At Wed, 17 Aug 2005 15:56:53 +0200, Alfred M. Szmidt wrote:
If they are not part of the main document, I should be able to simply remove them. But that's not the case, the invariant sections are a very strong part of the document. So strong that you can't even remove them. It's even more important than other sections of the documents, because those sections can just be removed.
Is it the non-removal bit that you object to now, or is it the verbatim bit? Or both? You keep jumping from one topic to another.
I was talking about modification. Removing a section is modification. Changing text is also modification. So it's both well within the topic.
But if you were able to remove the invariant sections, the problem would go away for the biggest part: you can just remove all invariant sections and get a free document.
So that they aren't part of the document is just nonsense.
I didn't say that, I said the _main_ document.
So what is this main document? Do you normally start reading a book at page 125 or so? I normally start at page 1, and all the pages are considered part of the book by me. When I'm talking about a book, or a document, I'm talking about the whole thing, not about some arbitrary part of it.
It's like saying you can edit a whole program, except two source files which do something different than the rest of the program.
Now you changed the topic, once again. Either we are talking about source code, or documentation. We cannot speak about both, since they are different. There is no point in not being allowed to change source code, hence why you should have the right to change it.
I suggest you pick a dictionary and search for the word "analogy". Wikipedia might have some information about it too.
And why is there no point in not being allowed to modify source code and is there a point in being disallowed to modify documentation?
There is a perfectly valid reason in not changing a non-functional work, like my memoirs, or your toughts about how much you love butterflies. You shouldn't be able to change what I or you thought about an issue.
What is this valid reason?
There is also a perfectly valid reason in having invariant sections in a document, I might have written a document about how you twiddle frobs in a black box, and wish to give a note to everyone that my (non-existent) wife baked me cookies when I wrote the book and how much it helped me, and include a recipe for these cookies. I also don't want to have someone modify the recipe to produce something horrible so that everyone will think that my wife can't cook.
So how is your non-existant wife baking cookies more important than my freedom?
I also might want to make this note to my wife non-removable, since the book would not have been possible without her support.

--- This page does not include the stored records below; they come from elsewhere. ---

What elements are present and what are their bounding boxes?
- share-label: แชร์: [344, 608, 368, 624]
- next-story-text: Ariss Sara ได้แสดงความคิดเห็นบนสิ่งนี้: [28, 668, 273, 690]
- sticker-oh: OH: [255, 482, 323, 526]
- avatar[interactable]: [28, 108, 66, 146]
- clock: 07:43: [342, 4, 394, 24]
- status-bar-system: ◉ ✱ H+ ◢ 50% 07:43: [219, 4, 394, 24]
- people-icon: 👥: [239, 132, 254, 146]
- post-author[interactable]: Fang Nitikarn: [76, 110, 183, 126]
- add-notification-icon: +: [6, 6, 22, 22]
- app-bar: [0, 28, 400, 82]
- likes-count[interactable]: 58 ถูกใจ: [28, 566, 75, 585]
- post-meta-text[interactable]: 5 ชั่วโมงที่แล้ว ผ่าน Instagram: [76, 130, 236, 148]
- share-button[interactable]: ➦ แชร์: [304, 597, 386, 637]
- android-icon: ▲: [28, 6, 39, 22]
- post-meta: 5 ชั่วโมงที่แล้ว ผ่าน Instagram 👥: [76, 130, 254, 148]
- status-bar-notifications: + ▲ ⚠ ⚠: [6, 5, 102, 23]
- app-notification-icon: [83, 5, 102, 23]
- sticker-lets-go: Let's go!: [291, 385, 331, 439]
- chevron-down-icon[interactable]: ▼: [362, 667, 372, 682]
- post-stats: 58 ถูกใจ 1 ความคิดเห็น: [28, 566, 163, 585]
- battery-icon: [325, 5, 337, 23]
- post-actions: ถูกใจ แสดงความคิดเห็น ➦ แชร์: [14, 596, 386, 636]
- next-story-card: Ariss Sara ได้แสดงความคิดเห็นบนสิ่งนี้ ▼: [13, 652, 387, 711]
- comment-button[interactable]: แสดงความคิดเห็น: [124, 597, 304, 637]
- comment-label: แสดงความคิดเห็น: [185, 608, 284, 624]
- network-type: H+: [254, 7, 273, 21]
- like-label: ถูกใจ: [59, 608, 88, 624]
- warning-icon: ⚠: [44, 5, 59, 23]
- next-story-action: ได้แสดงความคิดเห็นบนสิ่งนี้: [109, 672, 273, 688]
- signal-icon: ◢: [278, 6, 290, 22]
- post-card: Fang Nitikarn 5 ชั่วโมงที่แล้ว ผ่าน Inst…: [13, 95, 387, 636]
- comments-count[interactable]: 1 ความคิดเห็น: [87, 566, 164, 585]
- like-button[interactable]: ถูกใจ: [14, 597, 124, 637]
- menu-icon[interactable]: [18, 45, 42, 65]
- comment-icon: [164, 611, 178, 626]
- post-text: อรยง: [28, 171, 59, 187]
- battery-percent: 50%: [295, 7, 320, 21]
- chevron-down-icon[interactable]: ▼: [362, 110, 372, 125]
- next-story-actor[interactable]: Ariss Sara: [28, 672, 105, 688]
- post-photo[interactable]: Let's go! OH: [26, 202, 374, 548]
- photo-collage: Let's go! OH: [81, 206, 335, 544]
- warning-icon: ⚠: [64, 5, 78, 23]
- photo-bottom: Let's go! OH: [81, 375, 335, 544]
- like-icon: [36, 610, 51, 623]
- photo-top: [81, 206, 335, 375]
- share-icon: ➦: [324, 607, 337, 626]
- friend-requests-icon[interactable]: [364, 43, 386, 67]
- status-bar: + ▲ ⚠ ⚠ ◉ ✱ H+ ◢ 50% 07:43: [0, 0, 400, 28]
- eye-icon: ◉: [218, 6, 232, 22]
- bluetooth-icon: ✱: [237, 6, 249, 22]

For documentation, all this makes sense, for source code it does not.
Why?
One can agree that not being able to remove the invariant sections can be a bit troublesome if you have 1000 people who add such sections, each adding their own anecdote about how much they loved (or hated) my wife's cookies.
Yes. Certainly so when people are going to add religous and political text. So what are the reasons for having all these potential troublesome things?
To me the GFDL has other problems, namely, it being a overall complex document, far to complex to be grasped in the same way that the GNU GPL can be grasped. If the GFDL has invariant sections, or not, is frankly a side issue which everyone seems to miss.
No, because I think my freedom is more important than the complexity of a document. If a license is complex but grants everybody enough freedom, that is far smaller problem than if a license takes away necessary freedoms.
There is just no reason to accept such a restriction.
Just because you cannot see the need for such a `restriction' doesn't mean that there are good reasons to protect ones freedom to have it.
What are these good reasons? I still haven't heard this reason for taking away my freedom.